So, what about Syria?
That question has been posed for nearly a year now, since the Arab Spring uprisings led to the overthrow of authoritarian regimes in Egypt, Tunisia and eventually Libya.
The continuing violence by Syrian President Bashar al-Assad's forces against the opposition, which has led to a death toll of more than 6,000 in less than a year, is putting the so-called Obama Doctrine to the test.
The rationale applied to justify our assistance to the Libyan rebels was spelled out by President Barack Obama last year, when he stated that, "To brush aside America's responsibility as a leader and _ more profoundly _ our responsibilities to our fellow human beings under such circumstances (people facing brutal reaction while seeking freedom) would have been a betrayal of who we are."
And the doctrine could even more aptly be used to promote intervention on behalf of those fighting the autocratic Syrian government. So why isn't it?
Well, the Middle East is not North Africa, and there is a complex set of circumstances that has to be considered before the U.S. and/or its NATO alliance jump into the fray, whether by providing arms to the rebels or getting involved in even more direct ways.

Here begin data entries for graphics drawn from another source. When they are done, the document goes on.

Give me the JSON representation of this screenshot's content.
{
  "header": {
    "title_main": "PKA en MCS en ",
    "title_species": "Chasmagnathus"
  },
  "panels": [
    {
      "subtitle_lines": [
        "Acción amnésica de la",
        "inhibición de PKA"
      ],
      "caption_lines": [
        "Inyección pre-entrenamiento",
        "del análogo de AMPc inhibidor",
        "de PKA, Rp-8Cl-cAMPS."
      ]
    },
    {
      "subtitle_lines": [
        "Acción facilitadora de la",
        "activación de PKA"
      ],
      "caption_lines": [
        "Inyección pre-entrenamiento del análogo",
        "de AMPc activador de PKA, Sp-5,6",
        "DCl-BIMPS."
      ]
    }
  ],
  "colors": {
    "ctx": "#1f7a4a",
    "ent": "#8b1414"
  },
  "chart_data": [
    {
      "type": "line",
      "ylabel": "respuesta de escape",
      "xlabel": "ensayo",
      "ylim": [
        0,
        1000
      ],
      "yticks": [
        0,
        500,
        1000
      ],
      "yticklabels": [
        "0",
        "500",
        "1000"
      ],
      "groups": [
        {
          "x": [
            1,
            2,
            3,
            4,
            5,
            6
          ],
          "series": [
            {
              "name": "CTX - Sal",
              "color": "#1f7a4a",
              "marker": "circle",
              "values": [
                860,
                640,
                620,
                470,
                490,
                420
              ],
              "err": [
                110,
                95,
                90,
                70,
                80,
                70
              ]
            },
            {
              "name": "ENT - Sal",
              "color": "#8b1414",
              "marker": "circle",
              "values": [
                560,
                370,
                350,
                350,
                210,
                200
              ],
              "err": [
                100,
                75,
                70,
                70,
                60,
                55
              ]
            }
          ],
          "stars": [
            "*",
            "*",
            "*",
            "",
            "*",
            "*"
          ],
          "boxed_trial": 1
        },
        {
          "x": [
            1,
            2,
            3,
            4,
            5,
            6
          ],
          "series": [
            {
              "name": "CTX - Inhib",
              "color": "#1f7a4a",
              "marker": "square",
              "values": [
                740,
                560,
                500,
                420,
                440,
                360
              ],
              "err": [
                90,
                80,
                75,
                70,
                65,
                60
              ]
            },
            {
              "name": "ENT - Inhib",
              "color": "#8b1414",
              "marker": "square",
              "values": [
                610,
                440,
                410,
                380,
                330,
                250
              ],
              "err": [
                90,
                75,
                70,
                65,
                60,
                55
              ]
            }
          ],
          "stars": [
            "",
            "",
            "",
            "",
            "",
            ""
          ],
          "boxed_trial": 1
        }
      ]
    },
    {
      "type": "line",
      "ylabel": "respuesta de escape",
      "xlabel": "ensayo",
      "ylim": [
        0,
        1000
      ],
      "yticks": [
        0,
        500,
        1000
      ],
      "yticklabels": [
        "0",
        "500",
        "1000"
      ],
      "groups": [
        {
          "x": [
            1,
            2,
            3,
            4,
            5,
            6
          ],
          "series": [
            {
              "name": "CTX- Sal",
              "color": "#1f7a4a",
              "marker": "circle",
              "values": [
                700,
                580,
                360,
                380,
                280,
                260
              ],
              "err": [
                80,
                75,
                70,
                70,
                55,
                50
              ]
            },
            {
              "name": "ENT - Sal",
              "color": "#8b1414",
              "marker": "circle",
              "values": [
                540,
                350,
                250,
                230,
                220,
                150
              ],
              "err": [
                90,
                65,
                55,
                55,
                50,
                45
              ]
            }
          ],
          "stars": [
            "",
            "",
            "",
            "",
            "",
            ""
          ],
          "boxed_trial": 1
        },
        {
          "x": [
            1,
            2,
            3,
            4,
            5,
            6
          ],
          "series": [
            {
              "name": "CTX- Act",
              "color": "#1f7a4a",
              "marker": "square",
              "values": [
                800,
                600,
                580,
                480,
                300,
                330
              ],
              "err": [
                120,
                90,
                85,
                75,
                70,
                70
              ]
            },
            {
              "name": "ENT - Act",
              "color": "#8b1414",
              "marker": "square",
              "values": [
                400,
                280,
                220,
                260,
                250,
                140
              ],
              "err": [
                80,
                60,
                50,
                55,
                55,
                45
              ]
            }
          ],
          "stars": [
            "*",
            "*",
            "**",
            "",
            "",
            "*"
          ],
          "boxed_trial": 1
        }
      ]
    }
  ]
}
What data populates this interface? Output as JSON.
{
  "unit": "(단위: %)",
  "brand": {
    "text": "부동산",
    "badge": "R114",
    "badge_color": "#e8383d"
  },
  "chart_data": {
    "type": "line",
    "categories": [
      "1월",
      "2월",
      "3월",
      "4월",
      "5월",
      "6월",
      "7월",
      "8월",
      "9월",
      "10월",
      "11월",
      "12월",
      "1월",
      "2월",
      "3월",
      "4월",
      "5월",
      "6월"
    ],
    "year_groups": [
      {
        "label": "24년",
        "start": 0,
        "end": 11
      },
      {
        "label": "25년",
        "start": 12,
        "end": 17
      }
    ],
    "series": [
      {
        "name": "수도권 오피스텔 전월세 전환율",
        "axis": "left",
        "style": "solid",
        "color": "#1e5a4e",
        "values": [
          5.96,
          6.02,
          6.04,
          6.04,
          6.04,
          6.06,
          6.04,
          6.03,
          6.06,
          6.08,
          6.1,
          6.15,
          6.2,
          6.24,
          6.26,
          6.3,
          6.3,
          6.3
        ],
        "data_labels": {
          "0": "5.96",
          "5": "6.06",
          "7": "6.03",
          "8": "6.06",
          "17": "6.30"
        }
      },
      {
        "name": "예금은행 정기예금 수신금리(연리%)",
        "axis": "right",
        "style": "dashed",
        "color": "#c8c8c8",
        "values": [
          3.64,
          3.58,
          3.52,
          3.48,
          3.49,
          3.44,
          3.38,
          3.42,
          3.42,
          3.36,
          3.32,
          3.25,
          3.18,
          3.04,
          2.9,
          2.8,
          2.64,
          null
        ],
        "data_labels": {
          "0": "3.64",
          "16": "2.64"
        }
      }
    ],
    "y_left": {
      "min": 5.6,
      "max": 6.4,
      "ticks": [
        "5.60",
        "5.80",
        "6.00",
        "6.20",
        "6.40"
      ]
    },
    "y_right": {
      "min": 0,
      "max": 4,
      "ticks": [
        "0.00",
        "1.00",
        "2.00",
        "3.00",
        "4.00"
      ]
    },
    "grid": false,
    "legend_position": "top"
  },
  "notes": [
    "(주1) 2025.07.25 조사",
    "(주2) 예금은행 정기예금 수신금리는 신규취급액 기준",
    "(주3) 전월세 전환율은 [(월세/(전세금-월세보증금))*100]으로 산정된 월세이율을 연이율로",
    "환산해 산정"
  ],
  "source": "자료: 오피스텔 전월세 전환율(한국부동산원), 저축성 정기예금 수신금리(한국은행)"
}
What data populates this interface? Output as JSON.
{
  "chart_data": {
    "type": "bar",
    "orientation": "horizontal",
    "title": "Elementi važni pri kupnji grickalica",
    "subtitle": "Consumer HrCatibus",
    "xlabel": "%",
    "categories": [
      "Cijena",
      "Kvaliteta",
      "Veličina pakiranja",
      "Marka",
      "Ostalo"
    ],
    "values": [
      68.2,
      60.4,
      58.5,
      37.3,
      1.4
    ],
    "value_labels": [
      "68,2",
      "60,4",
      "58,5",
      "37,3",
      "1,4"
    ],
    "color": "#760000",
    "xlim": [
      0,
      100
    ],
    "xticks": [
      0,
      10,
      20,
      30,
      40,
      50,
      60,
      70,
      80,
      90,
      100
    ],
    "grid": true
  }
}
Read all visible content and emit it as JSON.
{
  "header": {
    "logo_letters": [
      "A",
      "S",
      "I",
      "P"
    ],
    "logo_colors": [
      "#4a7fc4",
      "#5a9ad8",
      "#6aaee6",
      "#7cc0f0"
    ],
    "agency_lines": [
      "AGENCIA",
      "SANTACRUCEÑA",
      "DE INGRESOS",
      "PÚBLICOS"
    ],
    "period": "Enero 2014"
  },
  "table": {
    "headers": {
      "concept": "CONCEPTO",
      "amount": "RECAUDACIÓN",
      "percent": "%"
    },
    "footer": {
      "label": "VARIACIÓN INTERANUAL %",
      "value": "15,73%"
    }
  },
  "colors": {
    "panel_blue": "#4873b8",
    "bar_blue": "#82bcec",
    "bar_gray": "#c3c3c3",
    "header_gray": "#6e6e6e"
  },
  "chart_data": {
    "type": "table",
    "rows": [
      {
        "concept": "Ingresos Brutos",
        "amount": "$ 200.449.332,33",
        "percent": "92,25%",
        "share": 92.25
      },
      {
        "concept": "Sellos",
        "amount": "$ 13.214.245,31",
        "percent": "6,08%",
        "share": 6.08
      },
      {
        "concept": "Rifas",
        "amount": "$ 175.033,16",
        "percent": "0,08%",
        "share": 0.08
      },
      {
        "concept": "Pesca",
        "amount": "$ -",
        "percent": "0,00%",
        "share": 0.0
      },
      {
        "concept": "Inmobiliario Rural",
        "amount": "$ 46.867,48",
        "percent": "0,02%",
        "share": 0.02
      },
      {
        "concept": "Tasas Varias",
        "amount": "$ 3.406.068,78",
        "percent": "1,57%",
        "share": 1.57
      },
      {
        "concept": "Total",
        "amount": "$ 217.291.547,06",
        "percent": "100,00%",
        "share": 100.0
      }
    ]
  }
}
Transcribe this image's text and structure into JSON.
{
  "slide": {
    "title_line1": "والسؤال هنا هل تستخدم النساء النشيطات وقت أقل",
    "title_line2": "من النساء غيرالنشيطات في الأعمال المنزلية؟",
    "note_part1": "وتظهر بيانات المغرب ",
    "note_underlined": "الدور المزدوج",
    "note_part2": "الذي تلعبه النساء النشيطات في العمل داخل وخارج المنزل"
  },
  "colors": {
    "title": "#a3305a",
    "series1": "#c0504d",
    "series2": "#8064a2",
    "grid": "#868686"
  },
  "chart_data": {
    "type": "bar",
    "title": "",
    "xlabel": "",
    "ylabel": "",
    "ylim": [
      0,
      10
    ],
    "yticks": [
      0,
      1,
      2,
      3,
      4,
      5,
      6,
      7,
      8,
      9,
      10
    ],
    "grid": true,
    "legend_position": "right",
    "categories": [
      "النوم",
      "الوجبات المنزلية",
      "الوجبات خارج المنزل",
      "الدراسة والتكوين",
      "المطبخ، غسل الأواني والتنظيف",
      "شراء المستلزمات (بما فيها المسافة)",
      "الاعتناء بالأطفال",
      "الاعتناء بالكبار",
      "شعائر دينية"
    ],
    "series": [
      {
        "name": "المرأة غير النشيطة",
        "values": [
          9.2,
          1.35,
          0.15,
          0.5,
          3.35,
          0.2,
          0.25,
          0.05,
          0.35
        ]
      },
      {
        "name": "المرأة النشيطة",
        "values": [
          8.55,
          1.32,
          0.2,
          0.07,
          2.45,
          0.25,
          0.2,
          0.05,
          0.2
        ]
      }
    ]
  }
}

In the middle of this mix are Israel, Iran and Russia, with both of the latter being Syrian allies and arms suppliers to the Syrian government. While Iran and Syria may be strange bedfellows, Russia's position was made exceedingly clear in recent days.
First, Russia joined China in a veto of a U.N. Security Council resolution that condemned the Syrian government's deadly crackdown on demonstrators, and Russian President Vladimir Putin this week left no doubt how he feels about the possibility of U.S. involvement is what looks more and more like a civil war.
Putin said Russia would not permit a repeat of the Libyan conflict where NATO air strikes helped rebels oust Moammar Gadhafi's regime.
"Learning from that bitter experience, we are against any U.N. Security Council resolutions that could be interpreted as a signal for military interference in domestic processes in Syria," Putin said in the article published Monday in Moscow News.
And the Russian president warned any U.S./ NATO interference that lacked U.N. endorsement.
"I strongly hope that the United States and other nations … won't try to resort to a forceful scenario in Syria," Putin said. "I can't understand that bellicose itch."
On the other hand, Obama is facing calls from congressional Republican leaders to get more involved in aiding rebels by providing weapons, intelligence, money and supplies immediately.
"What is needed urgently are tangible actions by the community of responsible nations to ensure that the Syrian people have the means to protect themselves against their attackers," the group led by Sen. John McCain wrote, adding that the U.S. should lead the charge.
These same lawmakers had urged Obama to intervene more directly in Libya by arming and supporting the rebels, but the president stuck with the NATO strategy of air strikes.
Secretary of State Hillary Clinton met with Arab League leaders in Tunisia last weekend as "the friends of Syria" but could not agree on way to stop the brutal assault on rebels.
"What are we going to arm them with and against what? We're not going to bring tanks over the borders of Turkey, Lebanon and Jordan," Clinton told CBS News on Monday.
Another administration concern is that weapons might go to al-Qaida, which also is supporting the uprising in Syria.
So, for now, it appears the U.S. will be relying on a policy of jawboning to bring pressure on the Assad government in Syria to end its crackdown, if not its rule.
Also at issue is that in some ways the Syrian uprising is the start of a religious civil war, with the rebellion being led by Sunni Muslims opposed to the secular Syrian government. Caught in the middle are the Shiite minority, who fear what might occur if the Assad regime were to be forced out of power.
Last year, Obama also said "that America cannot use our military wherever repression occurs. And given the costs and risks of intervention, we must always measure our interests against the need for action. But that cannot be an argument for never acting on behalf of what's right."
The Syrian uprising likely is one of those cases when we should stay out of what could easily become a sectarian civil war, with or without our help.